Source: OASIS Open Bylaws. Approved December 17, 2020.

Overview #

The OASIS Bylaws are the governing corporate document of OASIS Open, a Pennsylvania domestic non-profit corporation organized under Section 501(c)(6). This page summarizes the provisions most relevant to staff. The full bylaws govern all matters of corporate structure and authority; staff should consult the (Interim) ED or legal counsel for any questions about their application.

Corporate Structure #

OASIS is governed by a Board of Directors of between one and eleven members, each representing a different member organization. Directors serve two-year staggered terms and are elected annually in June by voting members. The Board exercises all corporate powers, oversees officers and agents, and meets at least four times per year.

Officers include a President, Secretary, and Treasurer. The President supervises corporate affairs and executes contracts authorized by the Board. Officer compensation is set by Board resolution and must represent reasonable compensation for services advancing organizational purposes.

The fiscal year runs January 1 through December 31.

Membership #

OASIS has two classes of members: voting and non-voting. Any organization or individual supporting OASIS objectives may apply for membership by submitting a written application and paying dues. Membership is non-transferable. Members may be expelled for conduct materially prejudicial to the organization, following a notice and hearing process.

Net earnings of the corporation may not be distributed to members, directors, officers, or employees. All surplus revenue supports operational purposes.

Staff Authority #

The President may confer duties on designated staff with Board approval. Staff act under authority delegated by the Board or officers — no staff member has independent authority to bind the corporation except as expressly authorized.

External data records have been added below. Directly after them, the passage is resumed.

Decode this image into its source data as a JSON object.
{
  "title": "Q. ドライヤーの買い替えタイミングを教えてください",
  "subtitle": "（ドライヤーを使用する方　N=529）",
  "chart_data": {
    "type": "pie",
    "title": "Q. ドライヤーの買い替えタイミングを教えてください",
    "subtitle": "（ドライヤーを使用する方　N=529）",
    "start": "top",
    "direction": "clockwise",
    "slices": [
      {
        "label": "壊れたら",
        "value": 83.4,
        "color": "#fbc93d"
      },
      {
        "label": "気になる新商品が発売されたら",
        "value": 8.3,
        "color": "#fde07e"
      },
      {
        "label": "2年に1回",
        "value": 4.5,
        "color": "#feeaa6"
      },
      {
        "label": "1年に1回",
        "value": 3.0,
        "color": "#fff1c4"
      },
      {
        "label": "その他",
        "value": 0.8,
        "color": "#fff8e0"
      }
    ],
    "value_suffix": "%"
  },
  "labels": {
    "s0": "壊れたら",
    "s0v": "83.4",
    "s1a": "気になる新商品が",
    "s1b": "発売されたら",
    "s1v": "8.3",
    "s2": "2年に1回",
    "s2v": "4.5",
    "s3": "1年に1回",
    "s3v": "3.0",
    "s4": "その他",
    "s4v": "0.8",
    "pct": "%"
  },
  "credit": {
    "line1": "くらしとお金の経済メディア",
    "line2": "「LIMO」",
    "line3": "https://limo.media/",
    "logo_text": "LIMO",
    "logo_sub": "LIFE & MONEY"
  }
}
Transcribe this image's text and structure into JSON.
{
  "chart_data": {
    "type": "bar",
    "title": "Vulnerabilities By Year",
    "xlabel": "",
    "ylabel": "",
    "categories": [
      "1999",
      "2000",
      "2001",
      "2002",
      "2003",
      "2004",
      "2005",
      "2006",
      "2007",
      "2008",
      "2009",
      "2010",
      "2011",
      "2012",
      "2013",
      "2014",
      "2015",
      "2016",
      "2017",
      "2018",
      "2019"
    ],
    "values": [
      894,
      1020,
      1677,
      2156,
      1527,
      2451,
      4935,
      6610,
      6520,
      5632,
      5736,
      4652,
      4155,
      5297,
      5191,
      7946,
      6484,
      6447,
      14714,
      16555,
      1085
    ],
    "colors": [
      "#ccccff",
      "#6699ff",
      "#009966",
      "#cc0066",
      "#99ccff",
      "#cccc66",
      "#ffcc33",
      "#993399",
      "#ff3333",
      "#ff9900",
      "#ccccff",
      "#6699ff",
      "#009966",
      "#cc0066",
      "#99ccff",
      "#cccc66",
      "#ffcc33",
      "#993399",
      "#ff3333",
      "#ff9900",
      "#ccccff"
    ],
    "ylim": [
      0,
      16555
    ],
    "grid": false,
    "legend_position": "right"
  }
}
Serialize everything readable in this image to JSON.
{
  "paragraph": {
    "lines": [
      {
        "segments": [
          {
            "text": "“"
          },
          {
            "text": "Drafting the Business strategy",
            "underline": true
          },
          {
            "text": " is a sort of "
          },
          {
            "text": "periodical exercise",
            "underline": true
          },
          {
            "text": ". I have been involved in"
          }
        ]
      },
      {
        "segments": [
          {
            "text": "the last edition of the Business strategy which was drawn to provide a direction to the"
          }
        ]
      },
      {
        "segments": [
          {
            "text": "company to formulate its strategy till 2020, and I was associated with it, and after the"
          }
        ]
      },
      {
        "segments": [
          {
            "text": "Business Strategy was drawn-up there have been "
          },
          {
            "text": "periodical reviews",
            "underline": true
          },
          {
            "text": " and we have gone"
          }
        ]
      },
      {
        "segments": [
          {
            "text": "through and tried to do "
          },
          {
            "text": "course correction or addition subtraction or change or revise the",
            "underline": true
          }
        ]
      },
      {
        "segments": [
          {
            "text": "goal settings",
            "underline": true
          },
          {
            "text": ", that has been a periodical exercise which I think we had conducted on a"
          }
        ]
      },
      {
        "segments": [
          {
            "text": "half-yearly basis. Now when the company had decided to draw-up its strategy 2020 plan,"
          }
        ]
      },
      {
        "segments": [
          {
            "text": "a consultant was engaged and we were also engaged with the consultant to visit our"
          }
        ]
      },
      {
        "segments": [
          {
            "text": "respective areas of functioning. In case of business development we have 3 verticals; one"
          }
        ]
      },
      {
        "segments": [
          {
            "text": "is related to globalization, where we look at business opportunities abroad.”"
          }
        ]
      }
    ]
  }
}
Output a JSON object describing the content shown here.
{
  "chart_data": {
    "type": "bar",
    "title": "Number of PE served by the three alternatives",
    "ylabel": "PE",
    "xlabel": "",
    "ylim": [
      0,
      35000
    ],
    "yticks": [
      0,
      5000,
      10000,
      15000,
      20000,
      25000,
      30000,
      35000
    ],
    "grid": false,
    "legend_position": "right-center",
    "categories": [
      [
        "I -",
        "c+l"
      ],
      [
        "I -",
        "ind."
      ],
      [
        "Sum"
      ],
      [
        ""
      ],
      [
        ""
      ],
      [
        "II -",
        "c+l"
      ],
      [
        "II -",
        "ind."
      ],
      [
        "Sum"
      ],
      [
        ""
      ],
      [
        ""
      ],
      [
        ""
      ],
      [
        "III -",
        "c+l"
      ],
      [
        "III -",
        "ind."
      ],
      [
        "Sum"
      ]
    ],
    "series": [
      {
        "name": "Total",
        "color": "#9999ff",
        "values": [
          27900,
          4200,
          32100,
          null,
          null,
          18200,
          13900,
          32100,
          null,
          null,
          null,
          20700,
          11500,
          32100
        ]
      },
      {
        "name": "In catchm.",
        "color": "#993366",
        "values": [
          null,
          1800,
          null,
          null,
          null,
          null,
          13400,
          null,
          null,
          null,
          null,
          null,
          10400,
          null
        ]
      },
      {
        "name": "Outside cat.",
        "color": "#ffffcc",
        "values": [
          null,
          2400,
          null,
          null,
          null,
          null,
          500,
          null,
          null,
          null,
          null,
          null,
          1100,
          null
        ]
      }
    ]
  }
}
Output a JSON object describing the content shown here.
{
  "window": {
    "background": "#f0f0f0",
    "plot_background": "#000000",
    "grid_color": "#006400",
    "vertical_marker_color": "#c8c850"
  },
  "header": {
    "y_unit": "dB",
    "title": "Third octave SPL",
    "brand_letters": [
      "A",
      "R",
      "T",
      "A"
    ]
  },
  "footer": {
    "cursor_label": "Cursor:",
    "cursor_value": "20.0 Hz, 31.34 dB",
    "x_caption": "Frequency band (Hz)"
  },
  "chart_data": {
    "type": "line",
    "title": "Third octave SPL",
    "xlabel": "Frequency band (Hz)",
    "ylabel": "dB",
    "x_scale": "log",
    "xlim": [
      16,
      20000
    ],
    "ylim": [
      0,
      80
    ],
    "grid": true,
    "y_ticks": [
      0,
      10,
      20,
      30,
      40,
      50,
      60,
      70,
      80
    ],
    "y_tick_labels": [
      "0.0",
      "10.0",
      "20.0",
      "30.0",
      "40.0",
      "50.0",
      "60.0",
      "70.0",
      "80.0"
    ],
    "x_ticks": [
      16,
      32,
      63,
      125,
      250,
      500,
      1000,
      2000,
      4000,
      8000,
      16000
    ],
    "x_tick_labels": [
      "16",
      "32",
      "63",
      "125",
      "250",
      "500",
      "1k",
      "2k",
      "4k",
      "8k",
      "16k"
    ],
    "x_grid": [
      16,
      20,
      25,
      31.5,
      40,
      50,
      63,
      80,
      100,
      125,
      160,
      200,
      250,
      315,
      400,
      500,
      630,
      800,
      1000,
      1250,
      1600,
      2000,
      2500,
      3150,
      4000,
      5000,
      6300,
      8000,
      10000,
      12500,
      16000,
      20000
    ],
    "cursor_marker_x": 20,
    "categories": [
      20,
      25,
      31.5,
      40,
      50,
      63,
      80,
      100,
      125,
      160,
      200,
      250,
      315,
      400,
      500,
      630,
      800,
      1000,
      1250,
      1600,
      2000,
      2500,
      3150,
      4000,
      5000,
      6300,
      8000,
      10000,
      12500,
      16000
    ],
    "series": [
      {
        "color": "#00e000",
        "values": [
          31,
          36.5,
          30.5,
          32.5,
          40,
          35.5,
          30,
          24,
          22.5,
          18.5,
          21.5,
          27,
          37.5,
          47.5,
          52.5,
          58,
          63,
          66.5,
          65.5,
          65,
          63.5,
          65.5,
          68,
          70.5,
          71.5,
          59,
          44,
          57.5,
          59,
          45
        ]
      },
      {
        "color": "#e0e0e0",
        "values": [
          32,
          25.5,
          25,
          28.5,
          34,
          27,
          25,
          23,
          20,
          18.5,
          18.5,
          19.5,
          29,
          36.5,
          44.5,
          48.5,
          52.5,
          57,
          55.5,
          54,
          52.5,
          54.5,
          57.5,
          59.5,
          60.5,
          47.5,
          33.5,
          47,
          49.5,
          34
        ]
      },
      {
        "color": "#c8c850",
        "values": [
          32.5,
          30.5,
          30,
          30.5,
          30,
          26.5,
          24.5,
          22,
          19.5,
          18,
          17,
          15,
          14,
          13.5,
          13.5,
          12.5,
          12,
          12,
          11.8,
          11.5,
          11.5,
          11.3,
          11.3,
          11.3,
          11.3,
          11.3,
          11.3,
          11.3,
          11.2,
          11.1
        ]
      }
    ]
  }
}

Checks, drafts, and payment orders are signed by the Treasurer or President (or designated staff per Board resolution). Expenditures exceeding Board-established thresholds require countersignature.

Records and Reporting #

Staff maintain corporate records at the principal office, including board and committee minutes, financial records, and membership records. An annual report is distributed to Directors within 120 days of fiscal year-end.

Indemnification #

The corporation indemnifies Directors, officers, and may indemnify other employees and agents against expenses, judgments, fines, and settlements arising from actions taken in good faith in furtherance of organizational interests. The Board may purchase liability insurance for Directors, officers, employees, and agents.

Amendments #

Bylaw amendments generally require either voting member approval or Board approval. Amendments materially affecting member voting rights always require member approval.